By a tremendous effort he summoned up courage to slip the Turkish slipper on her foot, over the French shoe, and even then it was too large. It hung suspended for a minute from her unresponsive toe, and fell to the floor.
I laughed more from nervousness than from mirth.
He turned a troubled, inquiring countenance toward me, and then back to his wife.
“Why is she mocking me? Have I done anything ridiculous?”
He appeared more than ever like a frightened little boy. He leaned toward her as if he wished to hide behind her skirt, every movement seeming to beg for protection.
The stony expression left Nashan’s face. She no longer ignored his existence. What was fine, womanly, maternal in her character became alive.
She put her arm round his shoulder.
“Why are you laughing?” she demanded quietly of me in French. “If he were a Christian dog he would have known many women, and he would be aware of the sizes of their feet. But he is only a clean Osmanli boy, and, as you see, I am the first woman he has ever seen, besides his mother.”
It was a new Nashan: not the europeanized Nashan, with her foreign veneer, but a real woman, the one who had once said to me: “I am sure of the existence of Allah, because he manifests himself so quickly in me.” Unmistakably at that moment God was manifesting Himself in her.
I rose to go. She rose, too, and so did the man, who had picked up his slippers and held them fast to his heart. He had not understood a word of the French that had passed between us.
“I bought you these because I thought maybe you would like them,” he repeated.
“I like them very much indeed,” she said, taking them from him.
“They are not so pretty, perhaps, as the ones you have on; but they are exactly like those my dead mother used to wear, when I was a little boy and played on her lap.”

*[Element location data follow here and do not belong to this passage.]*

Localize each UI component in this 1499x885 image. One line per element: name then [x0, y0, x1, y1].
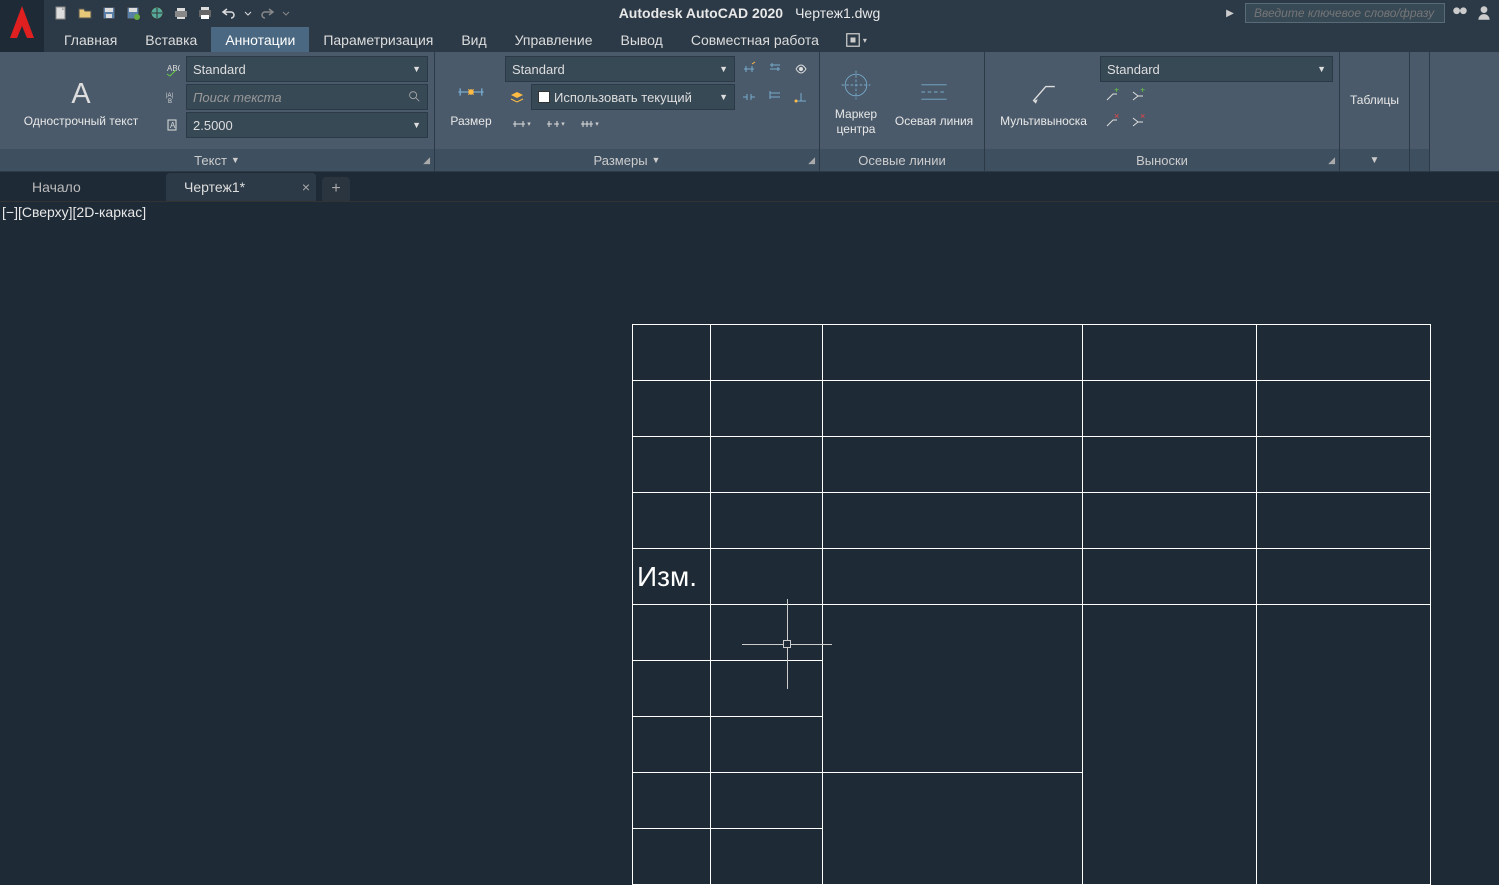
leader-style-dropdown[interactable]: Standard▼ — [1100, 56, 1333, 82]
leader-add-icon[interactable]: + — [1100, 84, 1124, 108]
ribbon: A Однострочный текст ABC Standard▼ |A|B … — [0, 52, 1499, 172]
find-text-input[interactable]: Поиск текста — [186, 84, 428, 110]
tab-insert[interactable]: Вставка — [131, 27, 211, 52]
dim-baseline-icon[interactable] — [763, 85, 787, 109]
undo-more-icon[interactable] — [242, 2, 254, 24]
center-line-button[interactable]: Осевая линия — [890, 56, 978, 147]
dim-inspect-icon[interactable] — [789, 57, 813, 81]
panel-tables: Таблицы ▼ — [1340, 52, 1410, 171]
drawing-table: Изм. — [632, 324, 1431, 885]
text-justify-icon[interactable]: |A|B — [160, 85, 184, 109]
svg-text:×: × — [1114, 114, 1119, 121]
dim-linear-icon[interactable]: ▾ — [505, 112, 537, 136]
tab-collab[interactable]: Совместная работа — [677, 27, 833, 52]
tab-addins-icon[interactable]: ▾ — [843, 28, 867, 52]
viewport-controls[interactable]: [−][Сверху][2D-каркас] — [2, 204, 146, 220]
web-icon[interactable] — [146, 2, 168, 24]
drawing-cell-text: Изм. — [633, 561, 710, 593]
document-tabs: Начало Чертеж1*× + — [0, 172, 1499, 202]
color-swatch-icon — [538, 91, 550, 103]
dimension-button[interactable]: Размер — [441, 56, 501, 147]
dim-update-icon[interactable] — [737, 57, 761, 81]
contact-icon[interactable] — [1451, 4, 1469, 22]
dim-button-label: Размер — [450, 114, 491, 128]
svg-text:ABC: ABC — [167, 64, 180, 73]
dim-quick-icon[interactable]: ▾ — [539, 112, 571, 136]
spellcheck-icon[interactable]: ABC — [160, 57, 184, 81]
quick-access-toolbar — [50, 2, 292, 24]
redo-icon[interactable] — [256, 2, 278, 24]
title-center: Autodesk AutoCAD 2020 Чертеж1.dwg — [619, 5, 881, 21]
svg-text:B: B — [168, 99, 172, 105]
close-icon[interactable]: × — [302, 179, 310, 195]
crosshair-pickbox — [783, 640, 791, 648]
panel-leader-expand-icon[interactable]: ◢ — [1328, 155, 1335, 166]
tables-button[interactable]: Таблицы — [1342, 54, 1407, 147]
undo-icon[interactable] — [218, 2, 240, 24]
leader-remove-icon[interactable]: × — [1100, 110, 1124, 134]
tab-home[interactable]: Главная — [50, 27, 131, 52]
leader-align-icon[interactable]: + — [1126, 84, 1150, 108]
dim-style-dropdown[interactable]: Standard▼ — [505, 56, 735, 82]
panel-frame — [1410, 52, 1430, 171]
tables-label: Таблицы — [1350, 93, 1399, 107]
dim-continue-icon[interactable] — [737, 85, 761, 109]
print-icon[interactable] — [194, 2, 216, 24]
panel-dimensions: Размер Standard▼ Использовать текущий▼ — [435, 52, 820, 171]
ribbon-tabs: Главная Вставка Аннотации Параметризация… — [0, 26, 1499, 52]
text-height-dropdown[interactable]: 2.5000▼ — [186, 112, 428, 138]
tab-manage[interactable]: Управление — [501, 27, 607, 52]
panel-dim-expand-icon[interactable]: ◢ — [808, 155, 815, 166]
saveas-icon[interactable] — [122, 2, 144, 24]
panel-text: A Однострочный текст ABC Standard▼ |A|B … — [0, 52, 435, 171]
tab-output[interactable]: Вывод — [607, 27, 677, 52]
text-height-icon[interactable]: A — [160, 113, 184, 137]
svg-text:×: × — [1140, 114, 1145, 121]
doc-tab-active[interactable]: Чертеж1*× — [166, 173, 316, 201]
drawing-viewport[interactable]: [−][Сверху][2D-каркас] Изм. — [0, 202, 1499, 883]
redo-more-icon[interactable] — [280, 2, 292, 24]
center-mark-label: Маркер центра — [835, 107, 877, 136]
doc-tab-start[interactable]: Начало — [14, 173, 164, 201]
dim-chain-icon[interactable]: ▾ — [573, 112, 605, 136]
open-icon[interactable] — [74, 2, 96, 24]
dim-layer-icon[interactable] — [505, 85, 529, 109]
dim-ordinate-icon[interactable] — [789, 85, 813, 109]
search-icon — [407, 89, 421, 106]
panel-centerlines: Маркер центра Осевая линия Осевые линии — [820, 52, 985, 171]
plot-icon[interactable] — [170, 2, 192, 24]
center-mark-button[interactable]: Маркер центра — [826, 56, 886, 147]
svg-text:+: + — [1140, 88, 1145, 95]
text-button[interactable]: A Однострочный текст — [6, 56, 156, 147]
new-icon[interactable] — [50, 2, 72, 24]
new-tab-button[interactable]: + — [322, 177, 350, 201]
panel-text-expand-icon[interactable]: ◢ — [423, 155, 430, 166]
text-style-dropdown[interactable]: Standard▼ — [186, 56, 428, 82]
user-icon[interactable] — [1475, 4, 1493, 22]
play-icon[interactable]: ▶ — [1221, 4, 1239, 22]
file-name: Чертеж1.dwg — [795, 5, 880, 21]
multileader-button[interactable]: Мультивыноска — [991, 56, 1096, 147]
svg-text:A: A — [71, 78, 91, 110]
panel-leaders: Мультивыноска Standard▼ + + × × Выноски◢ — [985, 52, 1340, 171]
multileader-label: Мультивыноска — [1000, 114, 1087, 128]
svg-text:+: + — [1114, 88, 1119, 95]
save-icon[interactable] — [98, 2, 120, 24]
text-button-label: Однострочный текст — [24, 114, 138, 128]
tab-view[interactable]: Вид — [447, 27, 500, 52]
center-line-label: Осевая линия — [895, 114, 973, 128]
title-bar: Autodesk AutoCAD 2020 Чертеж1.dwg ▶ — [0, 0, 1499, 26]
app-name: Autodesk AutoCAD 2020 — [619, 5, 783, 21]
tab-parametric[interactable]: Параметризация — [309, 27, 447, 52]
dim-layer-dropdown[interactable]: Использовать текущий▼ — [531, 84, 735, 110]
keyword-search-input[interactable] — [1245, 3, 1445, 23]
dim-override-icon[interactable] — [763, 57, 787, 81]
app-logo-button[interactable] — [0, 0, 44, 52]
tab-annotate[interactable]: Аннотации — [211, 27, 309, 52]
leader-collect-icon[interactable]: × — [1126, 110, 1150, 134]
svg-text:A: A — [170, 121, 176, 130]
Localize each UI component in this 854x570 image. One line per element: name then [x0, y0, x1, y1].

She listened to him attentively, deferentially, her eyes raised to his. Then she turned to me, who was already going.
“Don’t go just yet, dear. I beg of you to remain a few minutes.” To her husband: “My lord, will you make my friend feel at home, while I am gone a little while? I have just been hard to her, because she was rude to you; but I do not think she meant to be.”
Nashan was gone from the room only a short time, yet I hardly recognized her on her return. She was dressed in one of the oriental gowns his grandmother had sent her, and which she had despised and trampled upon. Her French coiffure had disappeared. A Turkish veil was arranged on her head, in the strict oriental fashion for indoors, and on her feet, somehow, she had fastened his slippers.
She bowed low before her husband.
“These, my master, are the garments your honourable grandmother sent me. I hope you like me in them.”
He could not speak, nor was there any need; for his face was a worshipful prayer.
She turned to me with a proud little toss of her head.
“Am I a great lady?” she asked as of old, with whimsical seriousness, “or am I asaltimbanque?”
“You are indeed a great lady,” I said—and I meant it.